É a ausência de um rito.
Nas últimas décadas, a psicologia, a filosofia e a antropologia têm se debruçado sobre um fenômeno que Joseph Campbell nomeou com clareza: quando uma cultura abandona seus rituais de passagem sem oferecer nada em seu lugar, ela produz adultos com corpo crescido e psique suspensa — presos entre o que foram e o que poderiam ter se tornado.
Este texto é um convite para pensar esse fenômeno a partir de três perspectivas que se entrelaçam: a psicológica, a filosófica e a pedagógica. Porque entender por que nos perdemos é o primeiro passo para encontrar o caminho de volta.
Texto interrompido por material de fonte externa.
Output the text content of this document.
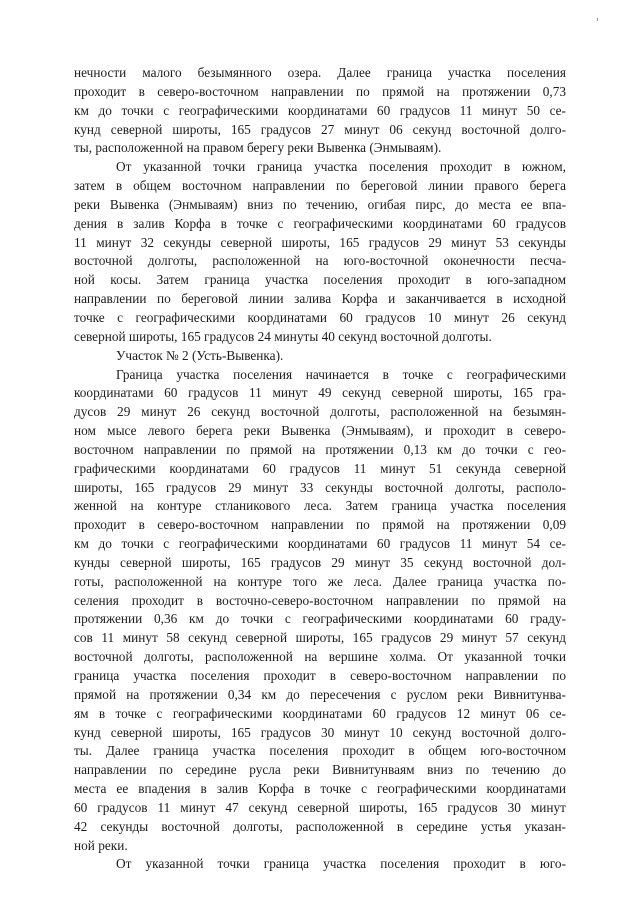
нечности малого безымянного озера. Далее граница участка поселения
проходит в северо-восточном направлении по прямой на протяжении 0,73
км до точки с географическими координатами 60 градусов 11 минут 50 се-
кунд северной широты, 165 градусов 27 минут 06 секунд восточной долго-
ты, расположенной на правом берегу реки Вывенка (Энмываям).
От указанной точки граница участка поселения проходит в южном,
затем в общем восточном направлении по береговой линии правого берега
реки Вывенка (Энмываям) вниз по течению, огибая пирс, до места ее впа-
дения в залив Корфа в точке с географическими координатами 60 градусов
11 минут 32 секунды северной широты, 165 градусов 29 минут 53 секунды
восточной долготы, расположенной на юго-восточной оконечности песча-
ной косы. Затем граница участка поселения проходит в юго-западном
направлении по береговой линии залива Корфа и заканчивается в исходной
точке с географическими координатами 60 градусов 10 минут 26 секунд
северной широты, 165 градусов 24 минуты 40 секунд восточной долготы.
Участок № 2 (Усть-Вывенка).
Граница участка поселения начинается в точке с географическими
координатами 60 градусов 11 минут 49 секунд северной широты, 165 гра-
дусов 29 минут 26 секунд восточной долготы, расположенной на безымян-
ном мысе левого берега реки Вывенка (Энмываям), и проходит в северо-
восточном направлении по прямой на протяжении 0,13 км до точки с гео-
графическими координатами 60 градусов 11 минут 51 секунда северной
широты, 165 градусов 29 минут 33 секунды восточной долготы, располо-
женной на контуре стланикового леса. Затем граница участка поселения
проходит в северо-восточном направлении по прямой на протяжении 0,09
км до точки с географическими координатами 60 градусов 11 минут 54 се-
кунды северной широты, 165 градусов 29 минут 35 секунд восточной дол-
готы, расположенной на контуре того же леса. Далее граница участка по-
селения проходит в восточно-северо-восточном направлении по прямой на
протяжении 0,36 км до точки с географическими координатами 60 граду-
сов 11 минут 58 секунд северной широты, 165 градусов 29 минут 57 секунд
восточной долготы, расположенной на вершине холма. От указанной точки
граница участка поселения проходит в северо-восточном направлении по
прямой на протяжении 0,34 км до пересечения с руслом реки Вивнитунва-
ям в точке с географическими координатами 60 градусов 12 минут 06 се-
кунд северной широты, 165 градусов 30 минут 10 секунд восточной долго-
ты. Далее граница участка поселения проходит в общем юго-восточном
направлении по середине русла реки Вивнитунваям вниз по течению до
места ее впадения в залив Корфа в точке с географическими координатами
60 градусов 11 минут 47 секунд северной широты, 165 градусов 30 минут
42 секунды восточной долготы, расположенной в середине устья указан-
ной реки.
От указанной точки граница участка поселения проходит в юго-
O que é um rito de passagem?

O antropólogo Arnold van Gennep, no início do século XX, descreveu os ritos de passagem a partir de uma estrutura tripartite que atravessa praticamente todas as culturas humanas estudadas: separação, limiar e reincorporação. Na separação, o indivíduo é retirado do seu estado anterior — seja fisicamente, simbolicamente ou através de alguma ruptura com a identidade que carregava. No limiar (do latim limen, soleira), ele habita um espaço de transição onde a antiga identidade não existe mais e a nova ainda não nasceu. O que é fundamental nessa estrutura não é o conteúdo específico do rito — se há fogo, jejum, tatuagem ou prova física — mas a sua função psíquica: produzir uma morte simbólica e um renascimento. O ser que entra não é o mesmo que sai. E, crucialmente, a comunidade sabe disso e o trata de forma diferente a partir daí.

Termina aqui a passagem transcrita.